For writer/storyteller/singer Coleman, that space is in front of an audience. As a storyteller, he has appeared on stages across the country, from Los Angeles to Off-Broadway theaters in New York City to the National Storytelling Conference in Tennessee. His two-part workshop, “Make More Money with Your Art,” has been featured on National Public Radio, as well as at dozens of universities, conferences, and community art organizations. His written work has been featured in an anthology about dating in the online age.
His shows have won awards and critical acclaim. He has been named to Style Weekly’s Top 40 under 40, and has, through his performances, raised over $80,000 for non-profit agencies.
To date, his signature achievement is “The Neon Man and Me,” a one-man show about his best friend, Mark James, that is a memoir of friendship, grief, and Healing in the aftermath of tragedy.
The show begins with Coleman meeting Mark at a party, and follows their relationship across the years. Coleman vagabonds about the country; Mark remains close to home, working as a neon artist in Roanoke. As Coleman wanders through odd jobs and failed relationships, Mark is the true north on his emotional compass.One morning in Los Angeles, fifteen years after he set out in search of himself, Coleman decides it’s time to finally follow the path to where his compass has always pointed.

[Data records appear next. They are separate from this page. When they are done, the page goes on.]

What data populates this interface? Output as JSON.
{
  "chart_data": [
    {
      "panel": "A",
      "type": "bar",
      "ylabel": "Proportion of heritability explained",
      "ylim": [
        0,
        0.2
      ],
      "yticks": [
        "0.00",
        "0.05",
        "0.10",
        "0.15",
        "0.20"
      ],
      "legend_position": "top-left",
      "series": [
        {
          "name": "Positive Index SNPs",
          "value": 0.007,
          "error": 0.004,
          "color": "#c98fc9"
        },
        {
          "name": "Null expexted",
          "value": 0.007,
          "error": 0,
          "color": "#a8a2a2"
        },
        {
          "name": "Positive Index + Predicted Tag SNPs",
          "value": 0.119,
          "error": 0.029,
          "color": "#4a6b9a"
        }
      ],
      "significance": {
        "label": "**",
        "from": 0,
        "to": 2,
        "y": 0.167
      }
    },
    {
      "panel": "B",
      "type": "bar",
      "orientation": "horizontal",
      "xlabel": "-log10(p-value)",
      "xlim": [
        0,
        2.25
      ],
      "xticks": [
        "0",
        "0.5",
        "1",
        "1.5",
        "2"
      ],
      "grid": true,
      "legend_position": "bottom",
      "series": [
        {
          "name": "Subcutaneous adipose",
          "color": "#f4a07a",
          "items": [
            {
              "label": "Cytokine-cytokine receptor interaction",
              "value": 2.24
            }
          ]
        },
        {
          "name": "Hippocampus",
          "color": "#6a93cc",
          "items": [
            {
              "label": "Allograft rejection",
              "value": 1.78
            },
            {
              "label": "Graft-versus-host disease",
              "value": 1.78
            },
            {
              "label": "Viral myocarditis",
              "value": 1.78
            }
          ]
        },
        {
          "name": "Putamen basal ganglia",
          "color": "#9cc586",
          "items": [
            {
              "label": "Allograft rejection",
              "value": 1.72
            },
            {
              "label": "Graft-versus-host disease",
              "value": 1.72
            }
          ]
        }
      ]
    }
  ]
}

He calls Mark, but there’s no answer. He leaves a message. “Hey, Buddy. I’m coming home. I’m finally coming home.”
Only later does Coleman discover that the very morning he left that message, Mark was killed in an accident, leaving behind a girlfriend and an unborn son.
“I wanted this child to know his father,” says Coleman, “and so I started writing down my memories of Mark.” For the next year he poured those memories and his grief into 225 pages that he intended to give to the child one day.

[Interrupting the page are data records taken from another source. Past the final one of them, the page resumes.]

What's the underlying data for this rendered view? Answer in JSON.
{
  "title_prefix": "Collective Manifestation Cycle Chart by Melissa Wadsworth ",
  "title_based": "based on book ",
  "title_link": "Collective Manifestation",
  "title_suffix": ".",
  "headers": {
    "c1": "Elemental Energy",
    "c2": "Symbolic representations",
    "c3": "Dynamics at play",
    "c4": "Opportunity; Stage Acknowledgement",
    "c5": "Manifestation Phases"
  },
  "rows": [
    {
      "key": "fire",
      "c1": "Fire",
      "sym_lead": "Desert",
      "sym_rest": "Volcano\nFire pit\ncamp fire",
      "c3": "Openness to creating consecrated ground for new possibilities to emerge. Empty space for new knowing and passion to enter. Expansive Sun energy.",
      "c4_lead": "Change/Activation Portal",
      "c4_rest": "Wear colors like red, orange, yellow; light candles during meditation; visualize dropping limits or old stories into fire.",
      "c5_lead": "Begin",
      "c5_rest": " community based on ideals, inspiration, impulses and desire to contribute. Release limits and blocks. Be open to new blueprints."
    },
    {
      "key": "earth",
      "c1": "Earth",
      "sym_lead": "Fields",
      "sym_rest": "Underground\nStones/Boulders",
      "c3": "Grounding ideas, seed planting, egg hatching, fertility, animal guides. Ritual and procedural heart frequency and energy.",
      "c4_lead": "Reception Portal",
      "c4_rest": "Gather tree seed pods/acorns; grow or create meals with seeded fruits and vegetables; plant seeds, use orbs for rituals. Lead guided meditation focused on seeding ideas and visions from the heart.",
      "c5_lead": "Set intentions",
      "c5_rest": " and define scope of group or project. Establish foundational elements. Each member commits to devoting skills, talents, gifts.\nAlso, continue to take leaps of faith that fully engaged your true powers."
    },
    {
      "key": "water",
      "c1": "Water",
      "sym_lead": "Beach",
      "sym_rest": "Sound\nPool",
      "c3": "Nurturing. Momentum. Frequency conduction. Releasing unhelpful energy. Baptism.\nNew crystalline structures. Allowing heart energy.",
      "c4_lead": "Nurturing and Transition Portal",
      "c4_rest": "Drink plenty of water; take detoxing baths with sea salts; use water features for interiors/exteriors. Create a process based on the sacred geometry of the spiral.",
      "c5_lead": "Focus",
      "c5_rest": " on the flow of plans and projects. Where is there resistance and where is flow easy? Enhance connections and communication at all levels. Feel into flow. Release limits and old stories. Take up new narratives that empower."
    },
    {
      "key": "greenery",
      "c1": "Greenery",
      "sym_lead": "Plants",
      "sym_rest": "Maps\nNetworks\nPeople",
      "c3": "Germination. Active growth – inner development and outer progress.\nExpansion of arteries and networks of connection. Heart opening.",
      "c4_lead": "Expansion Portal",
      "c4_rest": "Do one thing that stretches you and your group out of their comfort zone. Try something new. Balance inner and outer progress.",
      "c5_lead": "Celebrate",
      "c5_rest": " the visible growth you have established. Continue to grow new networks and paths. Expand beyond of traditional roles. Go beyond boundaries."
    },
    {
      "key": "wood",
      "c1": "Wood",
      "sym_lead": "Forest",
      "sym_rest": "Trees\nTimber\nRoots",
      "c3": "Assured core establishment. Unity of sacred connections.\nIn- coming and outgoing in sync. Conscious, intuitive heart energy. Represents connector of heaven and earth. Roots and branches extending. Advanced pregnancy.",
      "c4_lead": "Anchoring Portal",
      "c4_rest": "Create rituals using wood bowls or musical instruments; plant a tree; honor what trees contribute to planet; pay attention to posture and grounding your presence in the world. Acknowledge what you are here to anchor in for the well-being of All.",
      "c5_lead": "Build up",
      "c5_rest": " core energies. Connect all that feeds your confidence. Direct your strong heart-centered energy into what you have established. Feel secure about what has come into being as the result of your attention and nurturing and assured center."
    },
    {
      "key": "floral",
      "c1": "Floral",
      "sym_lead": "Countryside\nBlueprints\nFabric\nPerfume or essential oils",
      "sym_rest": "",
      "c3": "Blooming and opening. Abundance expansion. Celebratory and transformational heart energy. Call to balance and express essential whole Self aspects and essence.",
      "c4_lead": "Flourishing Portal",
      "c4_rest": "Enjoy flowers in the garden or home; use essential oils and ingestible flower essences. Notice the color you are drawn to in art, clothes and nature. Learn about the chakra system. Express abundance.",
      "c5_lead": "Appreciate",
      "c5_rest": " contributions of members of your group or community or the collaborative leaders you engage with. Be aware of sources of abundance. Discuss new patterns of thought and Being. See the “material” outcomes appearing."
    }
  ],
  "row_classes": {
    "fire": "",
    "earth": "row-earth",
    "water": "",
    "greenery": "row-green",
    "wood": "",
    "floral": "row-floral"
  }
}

He wrote songs, as well, to fill the spaces words couldn’t reach.
Finally, when he had passed through his solitary grief, Coleman began talking. First, to a few close friends, and then, by degrees, to larger audiences, and the onehour storytelling and music show known as “The Neon Man and Me” emerged.

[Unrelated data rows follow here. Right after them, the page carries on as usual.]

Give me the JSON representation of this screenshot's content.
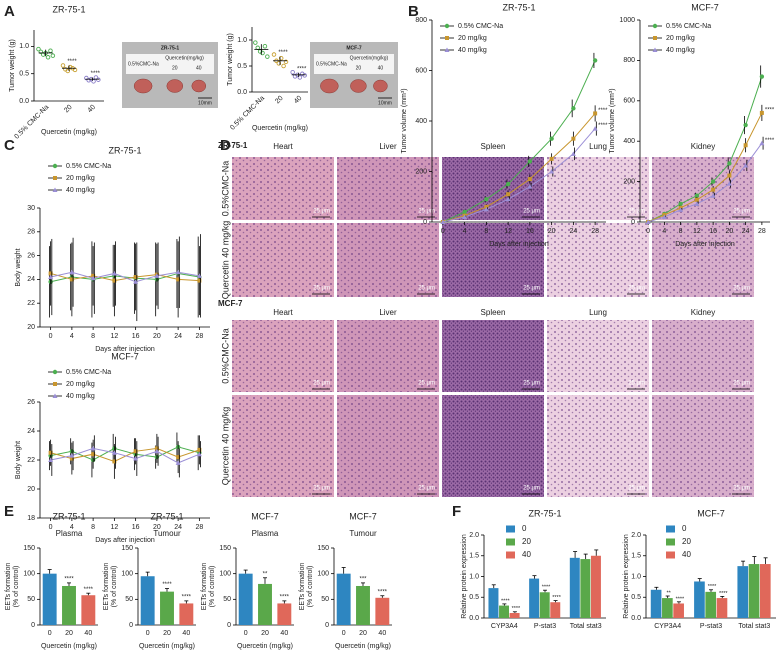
{
  "panel_labels": [
    "A",
    "B",
    "C",
    "D",
    "E",
    "F"
  ],
  "photos": [
    {
      "title": "ZR-75-1",
      "control": "0.5%CMC-Na",
      "treatment": "Quercetin(mg/kg)",
      "doses": [
        "20",
        "40"
      ],
      "scale": "10mm"
    },
    {
      "title": "MCF-7",
      "control": "0.5%CMC-Na",
      "treatment": "Quercetin(mg/kg)",
      "doses": [
        "20",
        "40"
      ],
      "scale": "10mm"
    }
  ],
  "histology": {
    "scale": "25 μm",
    "blocks": [
      {
        "title": "ZR-75-1",
        "tissues": [
          "Heart",
          "Liver",
          "Spleen",
          "Lung",
          "Kidney"
        ],
        "rows": [
          "0.5%CMC-Na",
          "Quercetin 40 mg/kg"
        ]
      },
      {
        "title": "MCF-7",
        "tissues": [
          "Heart",
          "Liver",
          "Spleen",
          "Lung",
          "Kidney"
        ],
        "rows": [
          "0.5%CMC-Na",
          "Quercetin 40 mg/kg"
        ]
      }
    ]
  },
  "chart_data": [
    {
      "type": "dot",
      "title": "ZR-75-1",
      "y_label": "Tumor weight (g)",
      "x_label": "Quercetin (mg/kg)",
      "categories": [
        "0.5% CMC-Na",
        "20",
        "40"
      ],
      "colors": [
        "#4caf50",
        "#c8a030",
        "#8a7ec8"
      ],
      "values": [
        0.88,
        0.6,
        0.4
      ],
      "errors": [
        0.06,
        0.05,
        0.03
      ],
      "points": [
        [
          0.95,
          0.9,
          0.85,
          0.88,
          0.8,
          0.92,
          0.83
        ],
        [
          0.65,
          0.58,
          0.55,
          0.62,
          0.6,
          0.57
        ],
        [
          0.42,
          0.38,
          0.4,
          0.36,
          0.43,
          0.39
        ]
      ],
      "annotations": [
        null,
        "****",
        "****"
      ],
      "ylim": [
        0,
        1.3
      ],
      "yticks": [
        {
          "value": 0,
          "label": "0.0"
        },
        {
          "value": 0.5,
          "label": "0.5"
        },
        {
          "value": 1,
          "label": "1.0"
        }
      ]
    },
    {
      "type": "dot",
      "y_label": "Tumor weight (g)",
      "x_label": "Quercetin (mg/kg)",
      "categories": [
        "0.5% CMC-Na",
        "20",
        "40"
      ],
      "colors": [
        "#4caf50",
        "#c8a030",
        "#8a7ec8"
      ],
      "values": [
        0.82,
        0.6,
        0.33
      ],
      "errors": [
        0.1,
        0.08,
        0.04
      ],
      "points": [
        [
          0.95,
          0.85,
          0.78,
          0.75,
          0.88,
          0.68
        ],
        [
          0.72,
          0.6,
          0.55,
          0.65,
          0.5,
          0.58
        ],
        [
          0.38,
          0.3,
          0.33,
          0.28,
          0.35,
          0.32
        ]
      ],
      "annotations": [
        null,
        "****",
        "****"
      ],
      "ylim": [
        0,
        1.25
      ],
      "yticks": [
        {
          "value": 0,
          "label": "0.0"
        },
        {
          "value": 0.5,
          "label": "0.5"
        },
        {
          "value": 1,
          "label": "1.0"
        }
      ]
    },
    {
      "type": "line",
      "title": "ZR-75-1",
      "y_label": "Tumor volume (mm³)",
      "x_label": "Days after injection",
      "x": [
        0,
        4,
        8,
        12,
        16,
        20,
        24,
        28
      ],
      "xlim": [
        -2,
        30
      ],
      "xticks": [
        0,
        4,
        8,
        12,
        16,
        20,
        24,
        28
      ],
      "ylim": [
        0,
        800
      ],
      "yticks": [
        0,
        200,
        400,
        600,
        800
      ],
      "series": [
        {
          "name": "0.5% CMC-Na",
          "color": "#4caf50",
          "marker": "circle",
          "values": [
            0,
            40,
            90,
            150,
            240,
            330,
            450,
            640
          ],
          "errors": [
            0,
            8,
            12,
            18,
            22,
            28,
            35,
            30
          ]
        },
        {
          "name": "20 mg/kg",
          "color": "#c8962e",
          "marker": "square",
          "values": [
            0,
            25,
            60,
            110,
            170,
            250,
            330,
            430
          ],
          "errors": [
            0,
            6,
            10,
            15,
            18,
            22,
            28,
            32
          ],
          "annotation": "****"
        },
        {
          "name": "40 mg/kg",
          "color": "#9b8fd6",
          "marker": "triangle",
          "values": [
            0,
            20,
            50,
            90,
            140,
            200,
            270,
            370
          ],
          "errors": [
            0,
            5,
            8,
            12,
            15,
            20,
            25,
            28
          ],
          "annotation": "****"
        }
      ]
    },
    {
      "type": "line",
      "title": "MCF-7",
      "y_label": "Tumor volume (mm³)",
      "x_label": "Days after injection",
      "x": [
        0,
        4,
        8,
        12,
        16,
        20,
        24,
        28
      ],
      "xlim": [
        -2,
        30
      ],
      "xticks": [
        0,
        4,
        8,
        12,
        16,
        20,
        24,
        28
      ],
      "ylim": [
        0,
        1000
      ],
      "yticks": [
        0,
        200,
        400,
        600,
        800,
        1000
      ],
      "series": [
        {
          "name": "0.5% CMC-Na",
          "color": "#4caf50",
          "marker": "circle",
          "values": [
            0,
            40,
            90,
            130,
            200,
            290,
            480,
            720
          ],
          "errors": [
            0,
            8,
            12,
            15,
            20,
            30,
            45,
            55
          ]
        },
        {
          "name": "20 mg/kg",
          "color": "#c8962e",
          "marker": "square",
          "values": [
            0,
            35,
            70,
            110,
            160,
            230,
            380,
            540
          ],
          "errors": [
            0,
            7,
            10,
            14,
            18,
            25,
            35,
            40
          ],
          "annotation": "****"
        },
        {
          "name": "40 mg/kg",
          "color": "#9b8fd6",
          "marker": "triangle",
          "values": [
            0,
            25,
            60,
            90,
            130,
            190,
            280,
            390
          ],
          "errors": [
            0,
            6,
            9,
            12,
            15,
            20,
            28,
            32
          ],
          "annotation": "****"
        }
      ]
    },
    {
      "type": "line",
      "title": "ZR-75-1",
      "y_label": "Body weight",
      "x_label": "Days after injection",
      "x": [
        0,
        4,
        8,
        12,
        16,
        20,
        24,
        28
      ],
      "xlim": [
        -2,
        30
      ],
      "xticks": [
        0,
        4,
        8,
        12,
        16,
        20,
        24,
        28
      ],
      "ylim": [
        20,
        30
      ],
      "yticks": [
        20,
        22,
        24,
        26,
        28,
        30
      ],
      "series": [
        {
          "name": "0.5% CMC-Na",
          "color": "#4caf50",
          "marker": "circle",
          "values": [
            23.8,
            24.2,
            24.0,
            24.3,
            24.1,
            24.0,
            24.5,
            24.2
          ],
          "errors": [
            3,
            2.8,
            3.2,
            2.6,
            3,
            3.1,
            2.9,
            3.4
          ]
        },
        {
          "name": "20 mg/kg",
          "color": "#c8962e",
          "marker": "square",
          "values": [
            24.5,
            24.0,
            24.3,
            23.9,
            24.2,
            24.4,
            24.0,
            23.9
          ],
          "errors": [
            2.7,
            3.1,
            2.5,
            3,
            2.8,
            2.6,
            3.2,
            2.9
          ]
        },
        {
          "name": "40 mg/kg",
          "color": "#9b8fd6",
          "marker": "triangle",
          "values": [
            24.2,
            24.6,
            24.1,
            24.5,
            23.8,
            24.3,
            24.6,
            24.3
          ],
          "errors": [
            3.2,
            2.9,
            3,
            2.7,
            3.3,
            2.8,
            3,
            3.5
          ]
        }
      ]
    },
    {
      "type": "line",
      "title": "MCF-7",
      "y_label": "Body weight",
      "x_label": "Days after injection",
      "x": [
        0,
        4,
        8,
        12,
        16,
        20,
        24,
        28
      ],
      "xlim": [
        -2,
        30
      ],
      "xticks": [
        0,
        4,
        8,
        12,
        16,
        20,
        24,
        28
      ],
      "ylim": [
        18,
        26
      ],
      "yticks": [
        18,
        20,
        22,
        24,
        26
      ],
      "series": [
        {
          "name": "0.5% CMC-Na",
          "color": "#4caf50",
          "marker": "circle",
          "values": [
            22.3,
            22.6,
            22.0,
            22.8,
            22.4,
            22.2,
            22.9,
            22.5
          ],
          "errors": [
            1,
            0.9,
            1.2,
            1,
            1.1,
            0.8,
            1,
            1.2
          ]
        },
        {
          "name": "20 mg/kg",
          "color": "#c8962e",
          "marker": "square",
          "values": [
            22.5,
            22.1,
            22.4,
            21.9,
            22.6,
            22.8,
            22.2,
            22.7
          ],
          "errors": [
            0.9,
            1.1,
            1,
            1.2,
            0.9,
            1,
            1.1,
            1
          ]
        },
        {
          "name": "40 mg/kg",
          "color": "#9b8fd6",
          "marker": "triangle",
          "values": [
            22.0,
            22.3,
            22.8,
            22.5,
            22.1,
            22.6,
            21.8,
            22.4
          ],
          "errors": [
            1.1,
            1,
            0.9,
            1.1,
            1.2,
            1,
            1,
            0.9
          ]
        }
      ]
    },
    {
      "type": "bar",
      "title": "ZR-75-1",
      "subtitle": "Plasma",
      "y_label": [
        "EETs formation",
        "(% of control)"
      ],
      "x_label": "Quercetin (mg/kg)",
      "categories": [
        "0",
        "20",
        "40"
      ],
      "colors": [
        "#2e86c1",
        "#5aa84a",
        "#e0685a"
      ],
      "values": [
        100,
        76,
        58
      ],
      "errors": [
        8,
        6,
        4
      ],
      "annotations": [
        null,
        "****",
        "****"
      ],
      "ylim": [
        0,
        150
      ],
      "yticks": [
        0,
        50,
        100,
        150
      ]
    },
    {
      "type": "bar",
      "title": "ZR-75-1",
      "subtitle": "Tumour",
      "y_label": [
        "EETs formation",
        "(% of control)"
      ],
      "x_label": "Quercetin (mg/kg)",
      "categories": [
        "0",
        "20",
        "40"
      ],
      "colors": [
        "#2e86c1",
        "#5aa84a",
        "#e0685a"
      ],
      "values": [
        95,
        65,
        42
      ],
      "errors": [
        8,
        6,
        5
      ],
      "annotations": [
        null,
        "****",
        "****"
      ],
      "ylim": [
        0,
        150
      ],
      "yticks": [
        0,
        50,
        100,
        150
      ]
    },
    {
      "type": "bar",
      "title": "MCF-7",
      "subtitle": "Plasma",
      "y_label": [
        "EETs formation",
        "(% of control)"
      ],
      "x_label": "Quercetin (mg/kg)",
      "categories": [
        "0",
        "20",
        "40"
      ],
      "colors": [
        "#2e86c1",
        "#5aa84a",
        "#e0685a"
      ],
      "values": [
        100,
        80,
        42
      ],
      "errors": [
        7,
        12,
        5
      ],
      "annotations": [
        null,
        "**",
        "****"
      ],
      "ylim": [
        0,
        150
      ],
      "yticks": [
        0,
        50,
        100,
        150
      ]
    },
    {
      "type": "bar",
      "title": "MCF-7",
      "subtitle": "Tumour",
      "y_label": [
        "EETs formation",
        "(% of control)"
      ],
      "x_label": "Quercetin (mg/kg)",
      "categories": [
        "0",
        "20",
        "40"
      ],
      "colors": [
        "#2e86c1",
        "#5aa84a",
        "#e0685a"
      ],
      "values": [
        100,
        76,
        53
      ],
      "errors": [
        12,
        6,
        4
      ],
      "annotations": [
        null,
        "***",
        "****"
      ],
      "ylim": [
        0,
        150
      ],
      "yticks": [
        0,
        50,
        100,
        150
      ]
    },
    {
      "type": "grouped_bar",
      "title": "ZR-75-1",
      "y_label": "Relative protein expression",
      "categories": [
        "CYP3A4",
        "P-stat3",
        "Total stat3"
      ],
      "ylim": [
        0,
        2
      ],
      "yticks": [
        {
          "value": 0,
          "label": "0.0"
        },
        {
          "value": 0.5,
          "label": "0.5"
        },
        {
          "value": 1,
          "label": "1.0"
        },
        {
          "value": 1.5,
          "label": "1.5"
        },
        {
          "value": 2,
          "label": "2.0"
        }
      ],
      "series": [
        {
          "name": "0",
          "color": "#2e86c1",
          "values": [
            0.72,
            0.95,
            1.45
          ],
          "errors": [
            0.08,
            0.07,
            0.15
          ],
          "annotations": [
            null,
            null,
            null
          ]
        },
        {
          "name": "20",
          "color": "#5aa84a",
          "values": [
            0.3,
            0.62,
            1.42
          ],
          "errors": [
            0.04,
            0.05,
            0.12
          ],
          "annotations": [
            "****",
            "****",
            null
          ]
        },
        {
          "name": "40",
          "color": "#e0685a",
          "values": [
            0.12,
            0.38,
            1.5
          ],
          "errors": [
            0.03,
            0.04,
            0.14
          ],
          "annotations": [
            "****",
            "****",
            null
          ]
        }
      ]
    },
    {
      "type": "grouped_bar",
      "title": "MCF-7",
      "y_label": "Relative protein expression",
      "categories": [
        "CYP3A4",
        "P-stat3",
        "Total stat3"
      ],
      "ylim": [
        0,
        2
      ],
      "yticks": [
        {
          "value": 0,
          "label": "0.0"
        },
        {
          "value": 0.5,
          "label": "0.5"
        },
        {
          "value": 1,
          "label": "1.0"
        },
        {
          "value": 1.5,
          "label": "1.5"
        },
        {
          "value": 2,
          "label": "2.0"
        }
      ],
      "series": [
        {
          "name": "0",
          "color": "#2e86c1",
          "values": [
            0.68,
            0.88,
            1.25
          ],
          "errors": [
            0.06,
            0.07,
            0.12
          ],
          "annotations": [
            null,
            null,
            null
          ]
        },
        {
          "name": "20",
          "color": "#5aa84a",
          "values": [
            0.48,
            0.63,
            1.3
          ],
          "errors": [
            0.05,
            0.05,
            0.18
          ],
          "annotations": [
            "**",
            "****",
            null
          ]
        },
        {
          "name": "40",
          "color": "#e0685a",
          "values": [
            0.35,
            0.48,
            1.3
          ],
          "errors": [
            0.04,
            0.04,
            0.15
          ],
          "annotations": [
            "****",
            "****",
            null
          ]
        }
      ]
    }
  ]
}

The show moves from the sweetly awful awkwardness of late adolescence deep into the crucible of experiences that forge our adult personalities. In many ways, it’s a time-lapse motion picture of growing up.
Like much of Coleman’s work, “The Neon Man and Me” is not, strictly Speaking, a show designed for young audiences, but its themes resonate strongly with young people.
The same can be said of Coleman’s most recent creation, “The Last American Gladiator.” “Gladiator,” however, is more about dreams than death, and it was selections from this show that he was performing at Open High, when things had gotten off to such a rocky start.
It was only a matter of minutes before Coleman found his zone and was moving smoothly along, and both Coleman and his audience were now in the safe space his vulnerable first moments had opened up. Everyone could take a break from self-judging and, through Coleman’s funny, offbeat, pointed stories, consider what it means to dream, to step into unfamiliar skins, to stir the pot of strange, scary, sometimes smelly ingredients that somehow get mixed in the just the right proportions to form a grownup.
In other words, the audience was his. Even the heckler in the back was laughing at all the right things.
When Coleman picked up his guitar for his second song, an eerie glow began to grow in the room. Cell phones. Students were waving their cell phones in the air the way an earlier generation once waved cigarette lighters.
One could almost expect the standard audience call for “Freebird.”
It was a surreal moment. A one-man writer/storyteller/singer strumming a six-string at a school assembly in a basement auditorium, but there was his teenaged audience, waving and swaying like it was an arena rock concert.
A dream? Maybe. But why not try on that dream for a few moments? Slip into that skin. Slash Coleman says it’s okay to explore what it feels like to be this/that/ the other. See? He’s there already, in the middle of it all.